Lesson 17

Match each equation in standard form to its factored form and its solutions.

 

What are the solutions to these equations?

1. \((x - 5)^2 = 0\)
2. \((x - 5)^2 = 1\)
3. \((x - 5)^2 = \text- 1\)

Solve these equations by completing the square.

1. \(x^2 - 8x + 13 = 0\)
2. \(x^2 - 8x + 19 = 0\)

1. How many real solutions does each equation have? How many non-real solutions?
   1. \(x^2 - 8x + 13 = 0\)
   2. \(x^2 - 8x + 16 = 0\)
   3. \(x^2 - 8x + 19 = 0\)
2. How do the graphs of these functions help us answer the previous question?
   1. \(f(x) = x^2 - 8x + 13\)
   2. \(g(x) = x^2 - 8x + 16\)
   3. \(h(x) = x^2 - 8x + 19\)

Sometimes quadratic equations have real solutions, and sometimes they do not. Here is a quadratic equation with \(x^2\) equal to a negative number (assume \(k\) is positive):

\(\displaystyle x^2 = \text-k\)

This equation will have imaginary solutions \(i\sqrt{k}\) and \(\text-i\sqrt{k}\). By similar reasoning, an equation of the form:

\(\displaystyle (x- h)^2 = \text-k\)

will have non-real solutions if \(k\) is positive. In this case, the solutions are \(h+ i\sqrt{k}\) and \(h- i\sqrt{k}\).

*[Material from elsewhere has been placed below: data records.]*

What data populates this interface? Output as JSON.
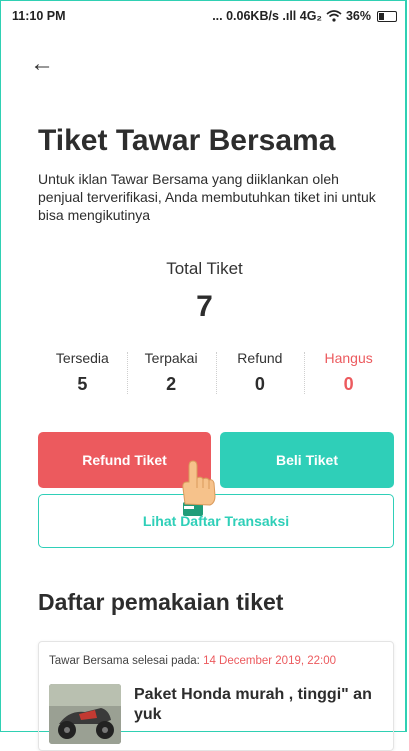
{
  "status_bar": {
    "time": "11:10 PM",
    "network": "... 0.06KB/s .ıll 4G₂",
    "wifi": "◔",
    "battery": "36%"
  },
  "header": {
    "back_icon": "←"
  },
  "page": {
    "title": "Tiket Tawar Bersama",
    "description": "Untuk iklan Tawar Bersama yang diiklankan oleh penjual terverifikasi, Anda membutuhkan tiket ini untuk bisa mengikutinya"
  },
  "total": {
    "label": "Total Tiket",
    "value": "7"
  },
  "stats": [
    {
      "label": "Tersedia",
      "value": "5"
    },
    {
      "label": "Terpakai",
      "value": "2"
    },
    {
      "label": "Refund",
      "value": "0"
    },
    {
      "label": "Hangus",
      "value": "0"
    }
  ],
  "buttons": {
    "refund": "Refund Tiket",
    "buy": "Beli Tiket",
    "transactions": "Lihat Daftar Transaksi"
  },
  "section": {
    "title": "Daftar pemakaian tiket"
  },
  "usage_card": {
    "meta_prefix": "Tawar Bersama selesai pada: ",
    "date": "14 December 2019, 22:00",
    "title": "Paket Honda murah , tinggi\" an yuk"
  },
  "colors": {
    "accent": "#2fcfb8",
    "danger": "#ec5a5e"
  }
}
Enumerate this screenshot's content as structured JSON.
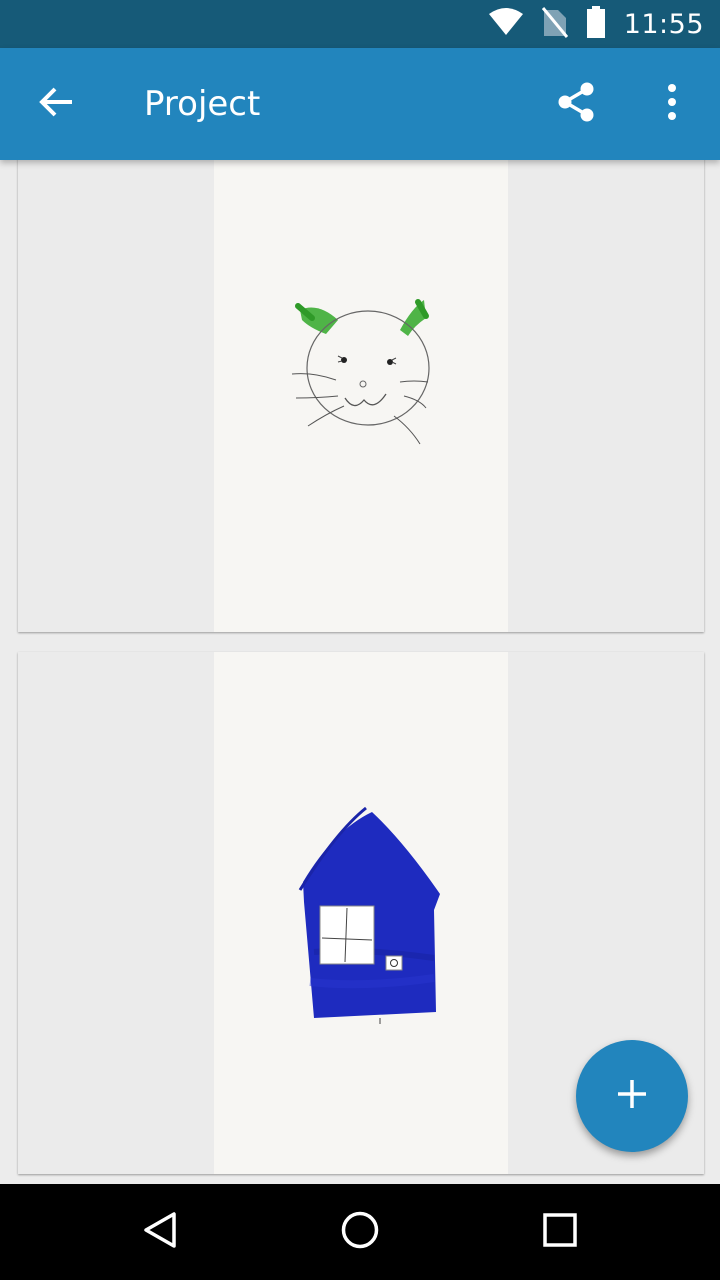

It isn’t always clear just by looking at a quadratic equation whether the solutions will be real or not. For example, look at this quadratic equation:

\(\displaystyle x^2 - 12x + 41 = 0\)

We can always complete the square to find out what the solutions will be:

\(\displaystyle \begin{align} x^2 - 12x + 36 + 5 &= 0 \\ (x - 6)^2 + 5 &= 0 \\ (x - 6)^2 &= \text- 5 \\ x-6 &= \pm i \sqrt{5} \\ x &= 6 \pm i \sqrt{5} \end{align}\)

This equation has non-real, complex solutions \(6 + i \sqrt{5}\) and \(6 - i \sqrt{5}\).